The organ-protective functions of ACBP neutralization are accompanied by a reduction of the senescence marker p21 in various preclinical models. (A) Representative images of the immunohistochemical (IHC) detection of p21 (CDKN1A: cyclin-dependent kinase inhibitor 1A) positive nuclei in kidney sections from cisplatin-treated mice, and (B) the corresponding quantifications show that the cisplatin-induced increase in p21 nuclear staining is reduced by anti-ACBP administration. (C) Representative images of the immunoblotting of protein lysates from full kidneys. (D) Quantification of the p21 signal after normalization by the stably expressed glyceraldehyde-3-phosphate dehydrogenase (GAPDH) loading control, relative to control group expression levels. (E) Experimental scheme of a model of anthracycline-induced accelerated aging, in which mice were injected weekly with doxorubicin (5 mg/kg, i.p., compared to PBS vehicle-injected controls) with or without anti-ACBP monoclonal antibody (5 mg/kg, i.p., compared to isotype-injected controls) for four cycles.

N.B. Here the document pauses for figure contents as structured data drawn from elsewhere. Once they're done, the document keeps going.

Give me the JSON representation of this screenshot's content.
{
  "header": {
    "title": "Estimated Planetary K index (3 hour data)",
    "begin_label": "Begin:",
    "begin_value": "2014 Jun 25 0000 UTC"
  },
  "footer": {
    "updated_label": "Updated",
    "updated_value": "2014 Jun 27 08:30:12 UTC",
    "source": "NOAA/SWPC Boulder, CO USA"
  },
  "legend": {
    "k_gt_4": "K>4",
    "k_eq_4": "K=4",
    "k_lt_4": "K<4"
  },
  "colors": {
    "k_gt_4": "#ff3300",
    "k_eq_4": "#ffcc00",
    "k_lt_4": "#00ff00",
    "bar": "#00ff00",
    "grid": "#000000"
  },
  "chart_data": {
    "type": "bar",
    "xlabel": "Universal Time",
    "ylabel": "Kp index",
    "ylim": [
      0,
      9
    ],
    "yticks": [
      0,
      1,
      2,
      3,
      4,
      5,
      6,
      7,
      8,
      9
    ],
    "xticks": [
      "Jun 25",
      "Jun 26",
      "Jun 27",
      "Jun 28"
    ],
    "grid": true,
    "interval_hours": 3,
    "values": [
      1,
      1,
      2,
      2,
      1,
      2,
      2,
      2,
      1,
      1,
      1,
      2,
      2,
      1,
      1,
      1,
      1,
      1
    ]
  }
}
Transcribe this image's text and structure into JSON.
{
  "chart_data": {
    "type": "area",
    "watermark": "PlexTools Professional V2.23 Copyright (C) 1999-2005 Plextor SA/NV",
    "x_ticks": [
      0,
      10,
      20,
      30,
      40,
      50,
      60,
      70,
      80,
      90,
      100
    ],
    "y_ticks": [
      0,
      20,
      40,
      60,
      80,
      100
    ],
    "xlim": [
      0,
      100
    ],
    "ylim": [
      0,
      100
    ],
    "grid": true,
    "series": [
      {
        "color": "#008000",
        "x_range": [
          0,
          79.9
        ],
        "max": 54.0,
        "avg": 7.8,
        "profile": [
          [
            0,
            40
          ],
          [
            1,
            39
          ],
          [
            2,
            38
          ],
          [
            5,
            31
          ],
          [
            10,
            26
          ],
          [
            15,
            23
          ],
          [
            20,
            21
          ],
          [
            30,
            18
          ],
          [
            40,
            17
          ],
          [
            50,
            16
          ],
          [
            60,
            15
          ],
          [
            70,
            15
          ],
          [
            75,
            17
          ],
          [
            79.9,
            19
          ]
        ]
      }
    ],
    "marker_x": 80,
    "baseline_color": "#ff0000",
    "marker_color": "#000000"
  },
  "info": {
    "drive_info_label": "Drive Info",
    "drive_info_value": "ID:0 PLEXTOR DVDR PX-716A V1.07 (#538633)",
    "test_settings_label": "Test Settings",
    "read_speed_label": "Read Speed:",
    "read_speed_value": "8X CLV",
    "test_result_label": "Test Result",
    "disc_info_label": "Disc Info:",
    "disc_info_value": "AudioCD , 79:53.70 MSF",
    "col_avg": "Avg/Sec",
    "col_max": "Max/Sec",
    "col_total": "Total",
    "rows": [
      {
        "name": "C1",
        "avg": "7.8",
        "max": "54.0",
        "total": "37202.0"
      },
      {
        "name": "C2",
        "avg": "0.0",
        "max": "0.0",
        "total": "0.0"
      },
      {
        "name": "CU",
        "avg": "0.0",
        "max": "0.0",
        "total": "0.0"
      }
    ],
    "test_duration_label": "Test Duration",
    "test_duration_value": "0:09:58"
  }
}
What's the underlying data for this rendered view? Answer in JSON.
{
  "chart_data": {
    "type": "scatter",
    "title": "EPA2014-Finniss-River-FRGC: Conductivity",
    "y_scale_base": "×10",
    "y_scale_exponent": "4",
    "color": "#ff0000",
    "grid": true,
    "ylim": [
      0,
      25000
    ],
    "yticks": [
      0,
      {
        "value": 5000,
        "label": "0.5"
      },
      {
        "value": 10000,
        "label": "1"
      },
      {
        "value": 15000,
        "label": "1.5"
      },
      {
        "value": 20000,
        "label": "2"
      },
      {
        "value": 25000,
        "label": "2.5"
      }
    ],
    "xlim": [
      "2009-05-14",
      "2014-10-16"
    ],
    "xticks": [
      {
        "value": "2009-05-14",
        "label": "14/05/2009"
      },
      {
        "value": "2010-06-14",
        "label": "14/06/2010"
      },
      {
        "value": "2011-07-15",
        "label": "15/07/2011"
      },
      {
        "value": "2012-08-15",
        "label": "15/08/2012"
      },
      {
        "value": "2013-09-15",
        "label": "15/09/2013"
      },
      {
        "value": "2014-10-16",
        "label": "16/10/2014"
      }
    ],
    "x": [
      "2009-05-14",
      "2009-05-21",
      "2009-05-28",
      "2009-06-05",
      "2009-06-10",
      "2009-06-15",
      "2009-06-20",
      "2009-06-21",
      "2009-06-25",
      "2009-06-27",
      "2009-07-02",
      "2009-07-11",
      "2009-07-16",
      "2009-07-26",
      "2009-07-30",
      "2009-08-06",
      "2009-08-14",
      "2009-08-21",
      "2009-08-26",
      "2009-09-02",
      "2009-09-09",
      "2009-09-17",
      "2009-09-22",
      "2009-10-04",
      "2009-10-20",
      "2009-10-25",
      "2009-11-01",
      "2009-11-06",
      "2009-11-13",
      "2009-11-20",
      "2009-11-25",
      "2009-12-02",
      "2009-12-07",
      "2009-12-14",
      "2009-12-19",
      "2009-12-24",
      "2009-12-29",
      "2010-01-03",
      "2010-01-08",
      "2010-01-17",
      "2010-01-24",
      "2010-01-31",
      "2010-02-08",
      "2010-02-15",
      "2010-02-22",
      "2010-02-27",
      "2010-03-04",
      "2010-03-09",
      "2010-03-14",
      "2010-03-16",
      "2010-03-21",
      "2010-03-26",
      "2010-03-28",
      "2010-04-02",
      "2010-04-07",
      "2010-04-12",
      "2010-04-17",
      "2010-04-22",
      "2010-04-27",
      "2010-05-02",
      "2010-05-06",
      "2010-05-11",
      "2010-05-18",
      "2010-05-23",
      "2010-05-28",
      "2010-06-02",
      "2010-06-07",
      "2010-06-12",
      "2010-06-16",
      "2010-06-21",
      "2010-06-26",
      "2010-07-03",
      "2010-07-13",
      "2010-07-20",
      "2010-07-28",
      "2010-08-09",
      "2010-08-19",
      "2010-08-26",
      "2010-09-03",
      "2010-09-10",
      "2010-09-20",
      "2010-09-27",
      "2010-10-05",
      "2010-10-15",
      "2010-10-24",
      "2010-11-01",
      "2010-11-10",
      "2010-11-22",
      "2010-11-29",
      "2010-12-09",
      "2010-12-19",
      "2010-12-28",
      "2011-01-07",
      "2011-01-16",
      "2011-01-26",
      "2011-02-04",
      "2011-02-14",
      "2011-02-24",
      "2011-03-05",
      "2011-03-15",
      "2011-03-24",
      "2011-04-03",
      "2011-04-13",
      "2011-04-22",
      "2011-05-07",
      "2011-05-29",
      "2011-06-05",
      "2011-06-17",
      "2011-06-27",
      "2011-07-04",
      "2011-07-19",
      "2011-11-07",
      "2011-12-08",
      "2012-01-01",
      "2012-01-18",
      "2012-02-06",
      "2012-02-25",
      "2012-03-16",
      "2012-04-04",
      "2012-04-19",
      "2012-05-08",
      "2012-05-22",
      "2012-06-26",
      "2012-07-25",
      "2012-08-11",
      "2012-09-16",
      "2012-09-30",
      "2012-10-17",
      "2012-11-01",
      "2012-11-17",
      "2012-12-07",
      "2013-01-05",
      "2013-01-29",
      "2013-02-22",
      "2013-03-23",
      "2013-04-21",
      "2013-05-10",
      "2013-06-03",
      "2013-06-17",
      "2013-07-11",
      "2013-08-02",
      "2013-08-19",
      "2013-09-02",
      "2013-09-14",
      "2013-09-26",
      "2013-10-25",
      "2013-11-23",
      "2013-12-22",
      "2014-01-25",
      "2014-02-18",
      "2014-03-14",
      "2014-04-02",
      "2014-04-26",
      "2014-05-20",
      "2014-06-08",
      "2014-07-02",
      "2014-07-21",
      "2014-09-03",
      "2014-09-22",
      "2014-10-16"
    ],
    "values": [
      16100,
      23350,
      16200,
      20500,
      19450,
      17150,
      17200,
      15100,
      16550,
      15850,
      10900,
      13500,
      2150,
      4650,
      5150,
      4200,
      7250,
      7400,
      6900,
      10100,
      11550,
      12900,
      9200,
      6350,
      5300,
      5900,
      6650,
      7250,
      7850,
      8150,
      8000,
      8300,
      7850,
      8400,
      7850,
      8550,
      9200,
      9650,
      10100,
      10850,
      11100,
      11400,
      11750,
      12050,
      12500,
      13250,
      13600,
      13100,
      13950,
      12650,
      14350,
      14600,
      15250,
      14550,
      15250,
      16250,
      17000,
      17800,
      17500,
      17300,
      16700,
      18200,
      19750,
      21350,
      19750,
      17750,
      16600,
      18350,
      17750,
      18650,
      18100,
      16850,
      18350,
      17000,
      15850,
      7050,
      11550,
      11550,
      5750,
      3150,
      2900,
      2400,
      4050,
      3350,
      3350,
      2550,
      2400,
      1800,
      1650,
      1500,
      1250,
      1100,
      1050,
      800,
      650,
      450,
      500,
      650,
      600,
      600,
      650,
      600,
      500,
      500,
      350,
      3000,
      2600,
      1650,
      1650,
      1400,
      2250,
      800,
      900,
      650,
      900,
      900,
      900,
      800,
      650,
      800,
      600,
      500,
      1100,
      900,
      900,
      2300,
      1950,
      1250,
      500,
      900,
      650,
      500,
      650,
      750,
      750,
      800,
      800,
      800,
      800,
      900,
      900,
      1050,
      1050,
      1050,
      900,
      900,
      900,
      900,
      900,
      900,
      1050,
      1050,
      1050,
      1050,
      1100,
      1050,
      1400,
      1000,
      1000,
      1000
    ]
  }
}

Similar to the results obtained with cisplatin, p21 signal augments in the kidney glomeruli (F and G) and heart cardiomyocytes (H and I) upon doxorubicin treatment and is completely abrogated by anti-ACBP. (J) Experimental scheme of chronic liver damage induced by prolonged administration of western diet (WD) and carbon tetrachloride (CCl₄), compared to regular chow diet (RCD) and vehicle (olive oil) injections. (K and L) Nuclear staining of p21 in hepatocytes by IHC is increased in this model of liver damage, and reversed by anti-ACBP treatment. The interaction between the effect of organ-damaging treatments (cisplatin, doxorubicin, or WD + CCl4) and anti-ACBP treatment was evaluated by two-way ANOVA, followed by estimation of the marginal means for pairwise comparisons.

Fig. 5.

Single-nuclei RNA sequencing analysis of the reversion of the doxorubicin-induced cardiac damage upon ACBP neutralization. Nuclei were extracted from ventricles from mice treated with chronic administration of doxorubicin with or without anti-ACBP (scheme in Fig. 4E) and submitted to single-nuclei RNA-sequencing (snRNA-seq, N = 2 per experimental condition). (A) 2D projection of the first two dimensions from the Uniform Manifold Approximation Projection (UMAP) of the 14 clusters, corresponding to cell populations, were identified based on their nuclear transcription profiles. (B) In the top 8 abundant clusters, the amplitude of transcriptional changes induced by DOXO was quantified as the number of differentially expressed genes (DEGs, Wilcoxon test P < 0.05 and fold-change > 1.5) normalized by the number of cells in the clusters. (C) Volcano plots show the transcriptional changes induced in the cardiomyocytes cluster by DOXO alone or by the combination of anti-ACBP with DOXO, both compared to control conditions. (D) Venn diagram comparison of the corresponding DEGs was used to define three categories of DEGs: genes that are differentially expressed (DE) by DOXO but not anymore when combining it to anti-ACBP (“reversible DEGs”), genes that are specifically DE in the anti-ACBP + DOXO combination (“specific DEGs”), and genes that are DE by DOXO no matter the monoclonal antibody treatment (“common DEGs”). (E and F) Pathway enrichment analysis of the reversible DEGs and specific DEGs show enrichment of metabolic and cardioprotective pathways from the Gene Ontology (Bioprocesses terms, abbreviated G) and Kyoto Encyclopedia of Genes and Genomes (KEGG, abbreviated K) databases. Numbers to the right of each pathway name correspond to the number of upregulated (green) and downregulated (red) genes from the pathway found in the DEGs list.